Integration with MCP Servers
- Explanation of how developers are building skills that orchestrate workflows across multiple MCP tools, enhancing functionality with external data connectivity.
- Exciting trend where non-technical individuals (e.g., finance, legal professionals) are creating skills, validating the idea that coding is not a prerequisite for skill development.
Emerging Architecture of General Agents
- Introduction to the concept of an agent loop managing internal context and token flow, coupled with a runtime environment for file system access.
- Description of how agents can be equipped with libraries of hundreds or thousands of skills relevant at runtime based on specific tasks.
Future Directions for Skills Development
- Insights into Enthropic's deployment strategy using Claude across new verticals like financial services and life sciences through tailored MCP servers and skill sets.
- Focus on treating skills similarly to software by exploring testing methodologies, versioning practices, and quality measurement tools as they evolve over time.

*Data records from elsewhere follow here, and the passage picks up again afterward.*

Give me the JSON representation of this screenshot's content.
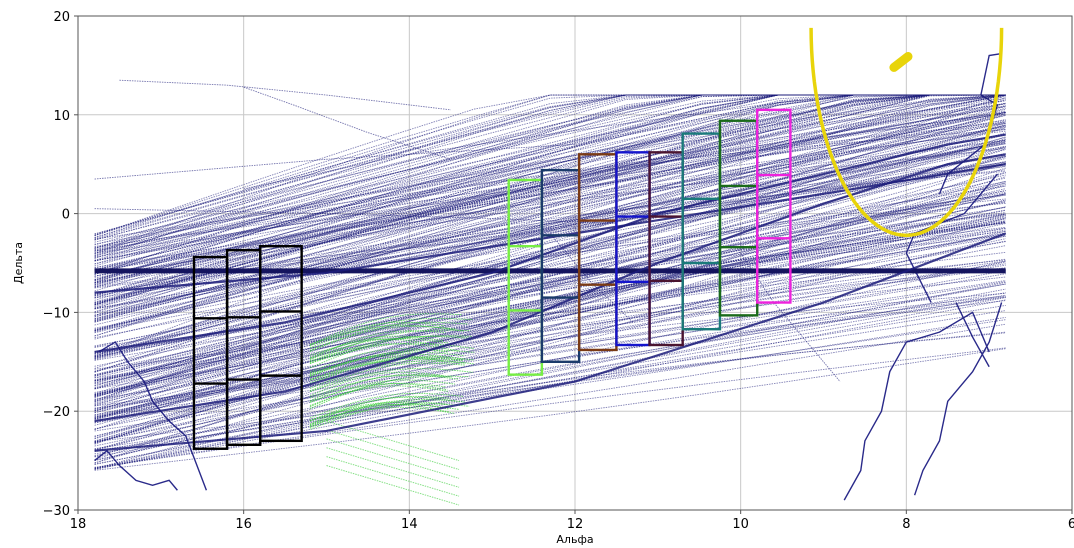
{
  "chart_data": {
    "type": "line",
    "title": "",
    "xlabel": "Альфа",
    "ylabel": "Дельта",
    "xlim": [
      18,
      6
    ],
    "ylim": [
      -30,
      20
    ],
    "x_reversed": true,
    "grid": true,
    "legend": "none",
    "x_ticks": [
      "18",
      "16",
      "14",
      "12",
      "10",
      "8",
      "6"
    ],
    "y_ticks": [
      "20",
      "10",
      "0",
      "−10",
      "−20",
      "−30"
    ],
    "x_tick_values": [
      18,
      16,
      14,
      12,
      10,
      8,
      6
    ],
    "y_tick_values": [
      20,
      10,
      0,
      -10,
      -20,
      -30
    ],
    "colors": {
      "tracks": "#1c1c7a",
      "green_tracks": "#33cc33",
      "coastline": "#2a2a8a",
      "ellipse": "#e8d40a",
      "grid": "#c8c8c8"
    },
    "series": [
      {
        "color": "#14145e",
        "x": [
          17.8,
          6.8
        ],
        "y": [
          -5.8,
          -5.8
        ]
      },
      {
        "color": "#1c1c7a",
        "x": [
          17.8,
          15.5,
          13,
          11,
          9,
          7.5,
          6.8
        ],
        "y": [
          -21,
          -18,
          -12,
          -5,
          1,
          5,
          6
        ]
      },
      {
        "color": "#1c1c7a",
        "x": [
          17.8,
          15.5,
          13,
          11,
          9,
          7.5,
          6.8
        ],
        "y": [
          -14,
          -11,
          -6,
          0,
          4,
          7,
          8
        ]
      },
      {
        "color": "#1c1c7a",
        "x": [
          17.8,
          15,
          12,
          9,
          6.8
        ],
        "y": [
          -8,
          -6,
          -2,
          2,
          5
        ]
      },
      {
        "color": "#1c1c7a",
        "x": [
          17.8,
          15,
          12,
          9,
          6.8
        ],
        "y": [
          -24,
          -22,
          -17,
          -9,
          -2
        ]
      }
    ],
    "boxes": [
      {
        "color": "#000000",
        "x": [
          16.6,
          16.2
        ],
        "y": [
          -23.8,
          -4.4
        ],
        "dividers": [
          -10.6,
          -17.2
        ]
      },
      {
        "color": "#000000",
        "x": [
          16.2,
          15.8
        ],
        "y": [
          -23.4,
          -3.7
        ],
        "dividers": [
          -10.5,
          -16.8
        ]
      },
      {
        "color": "#000000",
        "x": [
          15.8,
          15.3
        ],
        "y": [
          -23.0,
          -3.3
        ],
        "dividers": [
          -9.9,
          -16.4
        ]
      },
      {
        "color": "#77ee44",
        "x": [
          12.8,
          12.4
        ],
        "y": [
          -16.3,
          3.4
        ],
        "dividers": [
          -3.3,
          -9.8
        ]
      },
      {
        "color": "#1a3a6a",
        "x": [
          12.4,
          11.95
        ],
        "y": [
          -15.0,
          4.4
        ],
        "dividers": [
          -2.2,
          -8.5
        ]
      },
      {
        "color": "#7a3a14",
        "x": [
          11.95,
          11.5
        ],
        "y": [
          -13.8,
          6.0
        ],
        "dividers": [
          -0.7,
          -7.2
        ]
      },
      {
        "color": "#1414cc",
        "x": [
          11.5,
          11.1
        ],
        "y": [
          -13.3,
          6.2
        ],
        "dividers": [
          -0.3,
          -6.9
        ]
      },
      {
        "color": "#4a1430",
        "x": [
          11.1,
          10.7
        ],
        "y": [
          -13.3,
          6.2
        ],
        "dividers": [
          -0.3,
          -6.8
        ]
      },
      {
        "color": "#1a7a7a",
        "x": [
          10.7,
          10.25
        ],
        "y": [
          -11.7,
          8.1
        ],
        "dividers": [
          1.5,
          -5.0
        ]
      },
      {
        "color": "#1a6a1a",
        "x": [
          10.25,
          9.8
        ],
        "y": [
          -10.3,
          9.4
        ],
        "dividers": [
          2.8,
          -3.4
        ]
      },
      {
        "color": "#ee22dd",
        "x": [
          9.8,
          9.4
        ],
        "y": [
          -9.0,
          10.5
        ],
        "dividers": [
          3.9,
          -2.5
        ]
      }
    ]
  }
}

The Vision for Knowledge Sharing
- Discussion about the potential value derived from sharing and distributing skills within organizations as a collective knowledge base evolves.
- Highlighting how agents improve through interaction and feedback mechanisms, ensuring they adapt to team-specific needs over time.
Understanding the Evolution of Skills in AI
The Growing Ecosystem of Skills
- The development of skills within the AI ecosystem enhances the utility of agents, extending their value beyond individual organizations to the broader community.
- As skills evolve, they contribute to a more reliable and useful knowledge base, facilitating continuous learning for AI systems.
Standardized Learning and Memory
- Claude's standardized format ensures that any information recorded can be efficiently utilized by future versions, making learning transferable.
- Skills allow Claude to acquire new capabilities quickly and discard obsolete ones, enhancing cost-effectiveness for frequently changing information.
Continuous Improvement Over Time
- The goal is for Claude to significantly improve from day one to day thirty of interaction, showcasing its evolving capabilities through skill creation.
Comparing Agent Stack with Computing Models
- The analogy between models as processors highlights their potential when combined with an operating system that orchestrates resources effectively.
- Agent runtime is likened to an operating system that maximizes processor value by managing data flow and processes around it.
Opening Up Creativity Through Skills
- While few companies create processors or operating systems, millions develop applications that encode unique expertise; skills aim to democratize this layer.
- The focus is shifting from rebuilding agents to building skills as a new paradigm for sharing capabilities, inviting collaboration in skill development.